Moving Mountains: The Centenary of Armenian Cinema
Screening Dates
  • June 17, 2023 6:30
  • June 19, 2023 8:40
  • June 22, 2023 6:30

An extraordinary film … Parajanov’s compositions are astonishing, and no one has ever made the olive-and-orange tones of Soviet colour stock look better … Sublime and heart-breaking.”

J. Hoberman, Village Voice

While the Tbilisi-born, Kyiv-based Sergei Parajanov only made one feature and one short film in Armenia, his seminal masterpiece The Colour of Pomegranates has come to inextricably define international perceptions of Armenian national” cinema. Commissioned by the state studio, Hayfilm, to make a biopic of the great 18th-century Armenian ashugh (troubadour) Sayat Nova, Parajanov turned the task on its head, reinventing the genre as a psychological dreamscape rendered through a surreal inversion of medieval Armenian art, architecture, and music. This non-linear and purely associative approach was an extreme example of 1960s Soviet poetic cinema.” Combined with the heavy emphasis on traditional religious iconography and erotic symbolism, the director’s creative anarchism led to accusations of homosexuality and nationalist propaganda, resulting in the film’s recutting and Parajanov’s subsequent imprisonment. Despite this, The Colour of Pomegranates began to circulate on the international festival scene, inspiring major filmmakers like Federico Fellini, Mohsen Makhmalbaf, and, most recently, Ari Aster.

In Armenian with English subtitles

The striking use of tableau frames recalls the shallow space of movies made roughly a century ago, while the gorgeous uses of colour and the wild poetic conceits seem to derive from some utopian cinema of the future, at once difficult’ and immediate, cryptic and ravishing. This is essential viewing.” Jonathan Rosenbaum, Chicago Reader

preceded by (June 17 only)

Autumn Sun
Աշնան արև
Armenia 2006
Diana Kardumyan
8 min. DCP

A ballerina, returning home from her dance academy, feels that a young man is following her through the hot summer streets of Yerevan.

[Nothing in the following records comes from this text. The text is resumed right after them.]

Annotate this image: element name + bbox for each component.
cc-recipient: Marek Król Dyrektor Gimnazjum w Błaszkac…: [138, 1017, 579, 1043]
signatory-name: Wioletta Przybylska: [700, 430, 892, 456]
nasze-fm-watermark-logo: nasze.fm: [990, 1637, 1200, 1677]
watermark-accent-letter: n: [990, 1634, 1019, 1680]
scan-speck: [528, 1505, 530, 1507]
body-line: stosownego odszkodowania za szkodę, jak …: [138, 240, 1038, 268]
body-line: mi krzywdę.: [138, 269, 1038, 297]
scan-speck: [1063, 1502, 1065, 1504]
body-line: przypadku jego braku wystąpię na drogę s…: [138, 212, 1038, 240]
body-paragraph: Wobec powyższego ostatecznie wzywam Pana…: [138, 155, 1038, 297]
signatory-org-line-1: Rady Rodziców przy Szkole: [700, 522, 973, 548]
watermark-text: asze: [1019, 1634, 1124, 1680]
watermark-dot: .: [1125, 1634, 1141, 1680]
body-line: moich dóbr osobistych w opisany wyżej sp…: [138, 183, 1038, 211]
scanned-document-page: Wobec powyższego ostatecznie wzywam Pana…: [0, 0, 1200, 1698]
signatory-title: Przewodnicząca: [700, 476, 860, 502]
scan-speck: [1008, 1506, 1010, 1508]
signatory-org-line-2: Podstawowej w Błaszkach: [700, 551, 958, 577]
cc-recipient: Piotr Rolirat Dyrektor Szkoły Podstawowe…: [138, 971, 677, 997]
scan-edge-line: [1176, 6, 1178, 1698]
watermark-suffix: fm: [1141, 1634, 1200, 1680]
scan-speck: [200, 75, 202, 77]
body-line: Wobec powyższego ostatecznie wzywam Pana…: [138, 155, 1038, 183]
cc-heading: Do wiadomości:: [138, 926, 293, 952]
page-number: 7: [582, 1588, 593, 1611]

Or perhaps this is just her imagination? Based on a short story by Tonino Guerra, Diana Kardumyan’s second short film is a poetic ode to lost youth and the ambiguous nature of desire. Kardumyan became one of the first women filmmakers to stand at the forefront of Armenian cinema’s slow recovery in the 2000s, after years of stagnation. Her impressionistic aesthetic exemplified a sensual and fluid sensibility that brought an entirely new perspective to local filmmaking trajectories, in which women directors had only a fractional presence previously.